En revanche, la matsa, qui exprime la délivrance d’Egypte, est une obligation perpétuelle, car la valeur de la liberté, que nous avons acquise lors de la sortie d’Egypte, se maintient pour toujours. Lors de la sortie d’Egypte, en effet, le peuple d’Israël s’est relié au Saint béni soit-Il par un lien absolu, et en cela consiste la véritable liberté, comme le disent nos sages : « Il n’est d’homme libre que celui qui se livre à l’étude de la Torah. » Même lorsque nous nous trouvons asservis parmi les nations, notre esprit demeure libre, car, par le biais de la Torah, nous pouvons nous élever au-delà de la servitude matérielle.

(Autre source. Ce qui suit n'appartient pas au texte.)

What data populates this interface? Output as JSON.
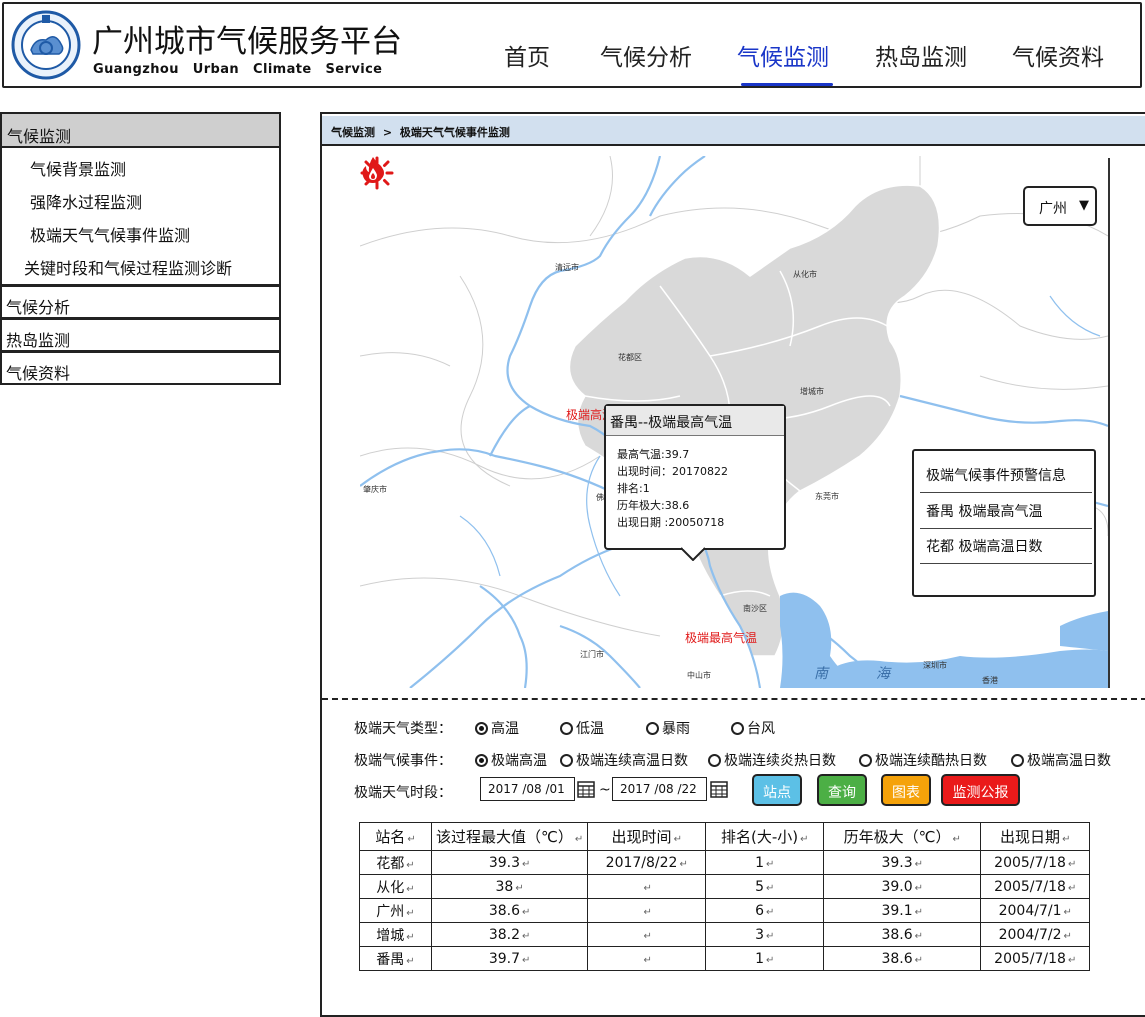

Quant aux herbes amères (maror), tant que l’on ne fait pas le sacrifice pascal, cette mitsva est rabbinique. Le maror fait allusion à la souffrance et à l’amertume (merirout) de l’esclavage ; et l’on peut dire que, lorsque nous avons le mérite d’offrir le sacrifice pascal, nous parvenons à comprendre pleinement le sens des épreuves, qui permettent d’expier les fautes, et purifient ; nous comprenons alors, pratiquement, de quelle façon, à partir de toutes les souffrances, a germé le salut ; aussi, la mitsva de consommer le maror est-elle de rang toranique. Mais lorsque le Temple est détruit, et que nous n’avons pas le mérite d’offrir le sacrifice pascal, nous devons certes avoir foi dans le fait que toutes les épreuves se résolvent en bien, mais il nous est difficile d’en comprendre pleinement le sens, et de voir comment, de chacune, germe concrètement le salut. Aussi, la mitsva des herbes amères est-elle seulement rabbinique.

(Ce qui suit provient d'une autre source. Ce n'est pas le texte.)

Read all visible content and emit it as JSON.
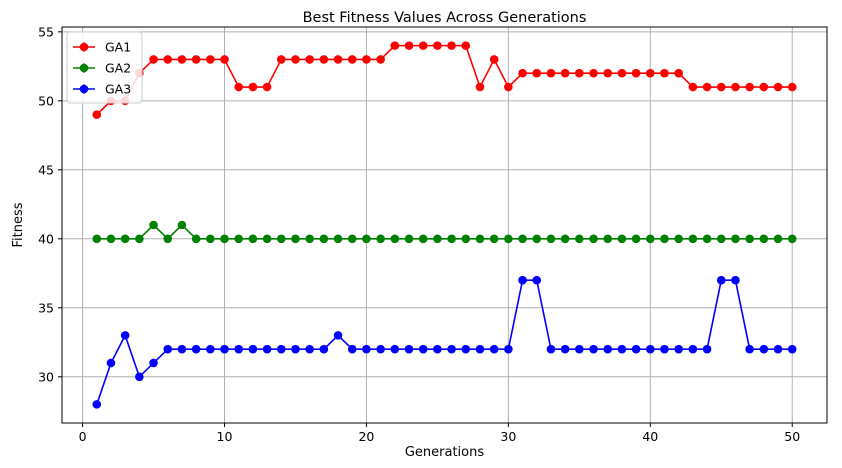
{
  "chart_data": {
    "type": "line",
    "title": "Best Fitness Values Across Generations",
    "xlabel": "Generations",
    "ylabel": "Fitness",
    "xlim": [
      -1.45,
      52.45
    ],
    "ylim": [
      26.65,
      55.35
    ],
    "xticks": [
      0,
      10,
      20,
      30,
      40,
      50
    ],
    "yticks": [
      30,
      35,
      40,
      45,
      50,
      55
    ],
    "grid": true,
    "legend_position": "top-left",
    "x": [
      1,
      2,
      3,
      4,
      5,
      6,
      7,
      8,
      9,
      10,
      11,
      12,
      13,
      14,
      15,
      16,
      17,
      18,
      19,
      20,
      21,
      22,
      23,
      24,
      25,
      26,
      27,
      28,
      29,
      30,
      31,
      32,
      33,
      34,
      35,
      36,
      37,
      38,
      39,
      40,
      41,
      42,
      43,
      44,
      45,
      46,
      47,
      48,
      49,
      50
    ],
    "series": [
      {
        "name": "GA1",
        "color": "#ff0000",
        "values": [
          49,
          50,
          50,
          52,
          53,
          53,
          53,
          53,
          53,
          53,
          51,
          51,
          51,
          53,
          53,
          53,
          53,
          53,
          53,
          53,
          53,
          54,
          54,
          54,
          54,
          54,
          54,
          51,
          53,
          51,
          52,
          52,
          52,
          52,
          52,
          52,
          52,
          52,
          52,
          52,
          52,
          52,
          51,
          51,
          51,
          51,
          51,
          51,
          51,
          51
        ]
      },
      {
        "name": "GA2",
        "color": "#008000",
        "values": [
          40,
          40,
          40,
          40,
          41,
          40,
          41,
          40,
          40,
          40,
          40,
          40,
          40,
          40,
          40,
          40,
          40,
          40,
          40,
          40,
          40,
          40,
          40,
          40,
          40,
          40,
          40,
          40,
          40,
          40,
          40,
          40,
          40,
          40,
          40,
          40,
          40,
          40,
          40,
          40,
          40,
          40,
          40,
          40,
          40,
          40,
          40,
          40,
          40,
          40
        ]
      },
      {
        "name": "GA3",
        "color": "#0000ff",
        "values": [
          28,
          31,
          33,
          30,
          31,
          32,
          32,
          32,
          32,
          32,
          32,
          32,
          32,
          32,
          32,
          32,
          32,
          33,
          32,
          32,
          32,
          32,
          32,
          32,
          32,
          32,
          32,
          32,
          32,
          32,
          37,
          37,
          32,
          32,
          32,
          32,
          32,
          32,
          32,
          32,
          32,
          32,
          32,
          32,
          37,
          37,
          32,
          32,
          32,
          32
        ]
      }
    ]
  }
}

[i]. C’est-à-dire, dans ce contexte, quiconque n’a pas parlé de…

[5]. Si l’on a récité toute la Haggada sauf les passages relatifs à l’agneau pascal (pessa’h), à la matsa et aux herbes amères (maror), on est néanmoins quitte de son obligation, selon le Ran et Na’hmanide, quoique l’on n’ait pas accompli la mitsva comme il convient a priori. Certains auteurs, par contre, se basant sur Maïmonide, ‘Hamets oumatsa 8, 4 et sur Tossephot, estiment que les propos de la michna doivent être compris littéralement : si l’on n’a pas expliqué succinctement ces trois mitsvot que sont pessa’h, matsa et maror, on n’est pas quitte du récit de la sortie d’Egypte. Mais on n’est pas obligé de comprendre Maïmonide et Tossephot comme ces auteurs le font : on peut expliquer que ce qui est visé, c’est le cas dans lequel on n’aurait pas du tout pris part au récit de la sortie d’Egypte : dans un tel cas, on est néanmoins quitte de son obligation du moment que l’on a succinctement expliqué ces trois mitsvot que sont pessa’h, matsa et maror, mais on n’est pas quitte si l’on n’a pas même expliqué ces mitsvot.

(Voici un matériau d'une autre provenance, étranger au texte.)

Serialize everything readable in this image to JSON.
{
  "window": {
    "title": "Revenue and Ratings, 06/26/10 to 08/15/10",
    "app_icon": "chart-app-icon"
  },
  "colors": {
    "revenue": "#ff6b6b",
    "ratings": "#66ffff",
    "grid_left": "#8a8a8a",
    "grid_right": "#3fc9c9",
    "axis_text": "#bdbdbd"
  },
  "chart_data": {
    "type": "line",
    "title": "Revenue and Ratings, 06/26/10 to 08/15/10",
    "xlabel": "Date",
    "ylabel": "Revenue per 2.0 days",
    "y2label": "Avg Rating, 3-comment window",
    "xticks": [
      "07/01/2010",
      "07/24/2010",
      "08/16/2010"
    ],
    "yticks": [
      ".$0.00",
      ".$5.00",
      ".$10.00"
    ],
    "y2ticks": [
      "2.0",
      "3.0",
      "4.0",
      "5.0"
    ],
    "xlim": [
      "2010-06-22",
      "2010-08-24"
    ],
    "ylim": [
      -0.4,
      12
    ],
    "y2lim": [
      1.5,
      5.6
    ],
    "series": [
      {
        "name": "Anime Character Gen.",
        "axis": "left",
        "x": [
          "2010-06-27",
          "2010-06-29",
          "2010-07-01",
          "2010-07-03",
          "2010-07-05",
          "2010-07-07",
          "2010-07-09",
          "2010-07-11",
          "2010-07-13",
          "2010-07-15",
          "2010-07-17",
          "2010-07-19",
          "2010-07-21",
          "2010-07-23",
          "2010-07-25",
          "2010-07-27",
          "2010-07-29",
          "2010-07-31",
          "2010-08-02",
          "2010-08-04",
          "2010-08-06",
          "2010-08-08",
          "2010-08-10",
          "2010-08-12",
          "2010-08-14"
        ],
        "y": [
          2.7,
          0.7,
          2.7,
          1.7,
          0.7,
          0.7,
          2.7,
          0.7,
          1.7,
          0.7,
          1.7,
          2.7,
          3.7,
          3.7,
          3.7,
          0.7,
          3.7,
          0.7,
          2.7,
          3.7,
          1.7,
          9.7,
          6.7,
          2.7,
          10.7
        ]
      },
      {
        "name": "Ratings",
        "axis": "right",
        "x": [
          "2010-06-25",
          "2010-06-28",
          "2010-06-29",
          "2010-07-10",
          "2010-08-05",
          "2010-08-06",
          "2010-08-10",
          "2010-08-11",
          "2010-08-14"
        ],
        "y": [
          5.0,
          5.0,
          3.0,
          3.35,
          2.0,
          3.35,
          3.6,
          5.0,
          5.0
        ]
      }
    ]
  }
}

Cf. Bérour Halakha, Pessa’him 116b, où il apparaît que les commentateurs sont partagés quant au fait de savoir à quelle fin il faut mentionner ces trois mitsvot : selon certains, cette mention est nécessaire à l’accomplissement de la consommation de l’agneau pascal, de la matsa et du maror, car on ne saurait s’acquitter correctement du devoir de les consommer sans en expliquer le sens. D’autres pensent que cette mention est nécessaire à l’accomplissement de la mitsva de raconter la sortie d’Egypte. Selon le Binyan Tsion 30, cette controverse a une implication pratique à Pessa’h chéni [le « second Pessa’h », qui a lieu le 14 du mois d’iyar, mois qui suit nissan ; à cette date, ceux qui n’avaient pu offrir l’agneau pascal en raison de leur impureté devaient apporter leur sacrifice] : si le fait de mentionner pessa’h, matsa et maror est nécessaire à l’accomplissement de ces mitsvot alimentaires, il faudra en faire mention, même à cette date ; mais si cette mention est seulement nécessaire au récit de la sortie d’Egypte, il ne sera pas nécessaire de les dire.